Dieu en famille,

Responsable de la chronique : Raphaël Pinet
Dieu en famille

Sortie de famille à Pâques

Imprimer Par Raphaël Pinet

 

Marcel Gauchet a pu, voilà quelques années dire que le christianisme était la religion de la sortie de la religion. Cette formule un peu étrange n’annonçait pas la fin programmée du christianisme dans nos sociétés mais que son essence de par l’incarnation du Christ dans la condition humaine était un chemin de liberté à partir duquel l’être humain pouvait concevoir et développer un domaine autonome de Dieu. Il y a donc un paradoxe à voir le progrès de l’esprit humain sembler jusqu’à nier l’héritage chrétien dans nos sociétés alors même que la quête d’autonomie est inscrite au cœur du christianisme des origines.

Le Christ nous veut libre car il ne saurait y avoir d’amour sans liberté d’aimer. Et la première conséquence de ce postulat de la liberté est sa mise à mort sur la croix. Bien sûr, les douze légions d’anges auraient pu arranger « tout ça » mais alors la liberté de croire et d’aimer aurait été abolie. « Il fallait que les Ecritures s’accomplissent » comme l’explique Jésus en route pour le village d’Emmaüs.

On retrouve ce même paradoxe dans les régimes de liberté démocratique où la liberté d’expression est garantie jusqu’aux adversaires de la démocratie libérale. C’est là sa fragilité la plus béante mais aussi son honneur le plus grand. En ces temps troublés où la résurgence du fascisme prend la forme d’une radicalité religieuse qui se veut totale et conquérante, violente et purificatrice, c’est le plus grand défi des citoyens de pays où l’Etat est de droit que d’affirmer ce principe de liberté aussi pour les personnes qui violentent la démocratie en bénéficiant même des garanties de la liberté de ce vivre ensemble.

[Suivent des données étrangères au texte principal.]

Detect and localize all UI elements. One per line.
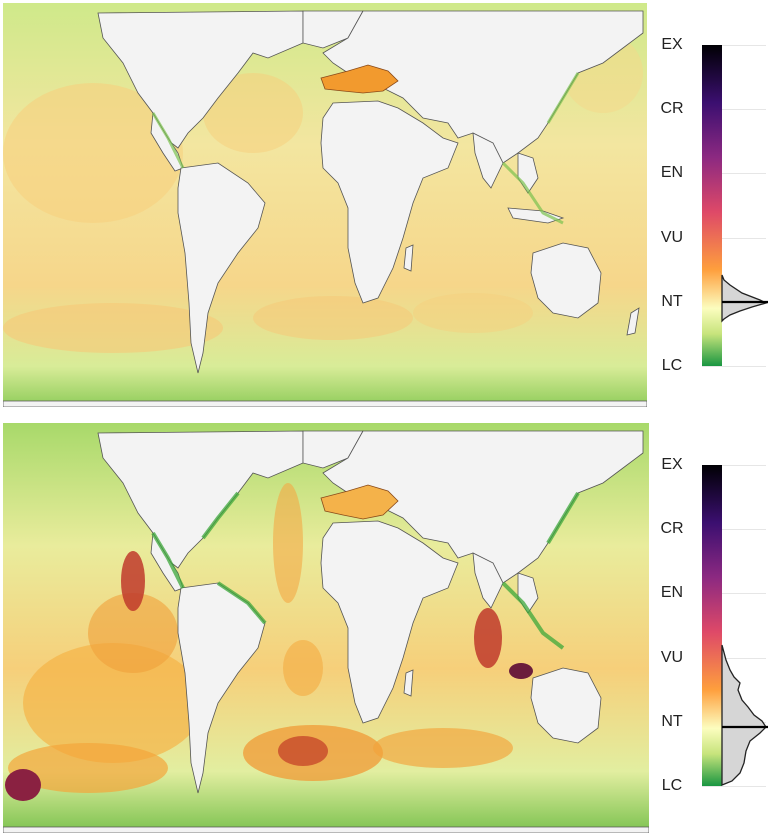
level-label-ex: EX — [661, 456, 683, 473]
mediterranean-hotspot — [320, 64, 399, 94]
gridline — [702, 109, 766, 110]
map-panel-top: EX CR EN VU NT LC — [0, 0, 770, 412]
gridline — [702, 238, 766, 239]
distribution-histogram — [721, 274, 768, 323]
colorbar-gradient — [702, 465, 722, 786]
colorbar-legend-top: EX CR EN VU NT LC — [650, 0, 770, 412]
ocean-patch — [23, 643, 203, 763]
level-label-vu: VU — [660, 649, 684, 666]
severe-hotspot — [509, 663, 533, 679]
gridline — [702, 529, 766, 530]
coastal-shelf — [151, 72, 580, 225]
gridline — [702, 593, 766, 594]
map-panel-bottom: EX CR EN VU NT LC — [0, 420, 770, 838]
level-label-cr: CR — [660, 520, 684, 537]
severe-hotspot — [5, 769, 41, 801]
hotspot — [278, 736, 328, 766]
ocean-patch — [413, 293, 533, 333]
ocean-patch — [373, 728, 513, 768]
ocean-patch — [8, 743, 168, 793]
land — [3, 10, 647, 407]
level-label-en: EN — [660, 164, 684, 181]
gridline — [702, 173, 766, 174]
histogram-area — [721, 274, 768, 323]
ocean-patch — [3, 83, 183, 223]
world-map-top — [3, 3, 647, 407]
level-label-nt: NT — [661, 713, 683, 730]
mediterranean-hotspot — [320, 484, 399, 520]
distribution-histogram — [721, 644, 768, 786]
level-label-lc: LC — [661, 777, 683, 794]
ocean-patch — [283, 640, 323, 696]
gridline — [702, 465, 766, 466]
ocean-patch — [273, 483, 303, 603]
level-label-ex: EX — [661, 36, 683, 53]
world-map-bottom — [3, 423, 649, 833]
level-label-en: EN — [660, 584, 684, 601]
colorbar-legend-bottom: EX CR EN VU NT LC — [650, 420, 770, 838]
level-label-cr: CR — [660, 100, 684, 117]
ocean-patch — [203, 73, 303, 153]
gridline — [702, 45, 766, 46]
ocean-patch — [253, 296, 413, 340]
ocean-patch — [88, 593, 178, 673]
colorbar-gradient — [702, 45, 722, 366]
level-label-lc: LC — [661, 357, 683, 374]
hotspot — [121, 551, 145, 611]
gridline — [702, 366, 766, 367]
coastal-shelf — [151, 491, 580, 650]
ocean-patch — [3, 303, 223, 353]
level-label-nt: NT — [661, 293, 683, 310]
gridline — [702, 786, 766, 787]
gridline — [702, 658, 766, 659]
level-label-vu: VU — [660, 229, 684, 246]
histogram-area — [721, 644, 767, 786]
hotspot — [474, 608, 502, 668]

Enfin dans une famille en pleine évolution, l’éducation et les soins apportés aux tout petits depuis la naissance jusqu’à leur plein épanouissement adulte passe aussi par l’affirmation de cette liberté qui seule, peut parachever l’éducation dispensée pendant de nombreuses années au sein de l’amour parental et fraternel.

On aimerait comme parents les garder tout petits mais il arrive un moment où ce qui reste de ces années de soins patients, de nuits blanches et d’oubli de soi, ce ne sont que quelques photos sur une étagère. Il y a là une petite mort à vivre que connaissent tous les parents dont les enfants sont partis du giron familial. Tous les parents le vivent mais les parents chrétiens peuvent lever les yeux vers la croix et se rappeler que le don de la liberté aux enfants est de la même nature que le don de la liberté du Christ à l’humanité, au risque de la crucifixion.